São dois tapas que selam aquilo que o senador Romero Jucá definiu como “estancar a sangria” ou seja esvaziar as investigações que nos últimos dois anos expuseram ao país as vísceras podres do seu sistema político.
Nenhuma novidade,  considerando-se que há no Congresso uma “bancada ruralista” capaz de alinhar seus votos em troca de um decreto que praticamente legaliza o trabalho escravo no país que, é bom lembrar, foi a última nação do mundo civilizado a abolir a escravidão, graças exatamente ao poder dos “terratenientes”.
Nenhuma novidade também no comportamento da midia corporativa e seus comentaristas amestrados, em certos momentos tão indignados com a “corrupção que campeia solta”  e que, agora,  fazem “olho branco” para os dois tapas violentos estampados pelos corruptos na cara da cidadania.
O Globo, Folha, Estadão e todo o séquito de repetidores pelo país afora… Nenhuma indignação, nenhum chamamento  que possa  representar qualquer alento ao cidadão espezinhado. Só o registro objetivo dos fatos, num tom oficioso para dar a entender que é assim mesmo. “Quem tem aliados tem tudo”, como escreveu a colunista.
Aqueles comentários indignados, aqueles editoriais, aqueles reptos de que a Lava Jato era intocável, que o combate à corrupção é uma exigência da sociedade… foram para a lata do lixo. A Lava Jato agoniza em praça pública.
Como disse, em editorial, o Globo, de onde emana a diretriz principal que inspira o jornalismo oficioso, os parlamentares perderam oportunidade de atender aos anseios da população por justiça, mas o importante é que a Constituição foi respeitada, “manteve-se intocável o fundamento constitucional de harmonia entre os poderes”.
Esse foi o golpe dentro do golpe. Agora é tocar pra frente que ainda tem a reforma da Previdência para aprovar antes da eleição de 2018.
 
 

Crime de Imprensa

O imediatismo que domina as grandes redações já lançou no cesto das notícias velhas o suicídio do reitor da Universidade Federal de Santa Catarina, Luis Carlos Cancellier de Olivo.

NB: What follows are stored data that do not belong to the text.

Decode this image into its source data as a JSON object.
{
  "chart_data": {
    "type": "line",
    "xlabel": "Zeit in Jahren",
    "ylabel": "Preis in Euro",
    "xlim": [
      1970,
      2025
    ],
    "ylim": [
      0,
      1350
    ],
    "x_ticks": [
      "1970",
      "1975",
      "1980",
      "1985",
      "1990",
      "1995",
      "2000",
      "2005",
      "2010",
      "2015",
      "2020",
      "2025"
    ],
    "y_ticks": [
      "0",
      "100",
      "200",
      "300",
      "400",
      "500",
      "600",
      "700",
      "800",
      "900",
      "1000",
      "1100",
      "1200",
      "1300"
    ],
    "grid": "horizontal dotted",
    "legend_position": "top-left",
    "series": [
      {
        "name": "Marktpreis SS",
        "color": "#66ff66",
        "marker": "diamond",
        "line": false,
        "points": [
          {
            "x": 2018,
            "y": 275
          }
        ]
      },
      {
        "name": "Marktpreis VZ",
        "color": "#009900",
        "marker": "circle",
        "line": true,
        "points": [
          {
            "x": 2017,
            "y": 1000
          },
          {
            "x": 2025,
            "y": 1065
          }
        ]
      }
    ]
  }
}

A principal razão é que até mesmo os vetustos jornalões, que não cansam de proclamar seu compromisso com a verdade dos fatos, sujaram o nome neste episódio.
Uma coisa é uma delegada abusar da sua autoridade ou uma juíza inexperiente exorbitar, incorrer em erro. Outra é uma imprensa inteira engolir sem mastigar informações erradas e consagrar versões baseadas em delações duvidosas. O cartaz que uma estudante tentou colocar sobre o caixão, no velório, cobrando “Cadê os 80 milhões”, diz tudo.
A mídia tem sido bem sucedida em suas manobras para encobrir erros históricos. Vamos ver agora.
Se as reservas de cidadania e consciência democrática que o país ainda tem não forem suficientes para exigir o amplo esclarecimento desse caso, é porque estamos muito pior do que se imagina.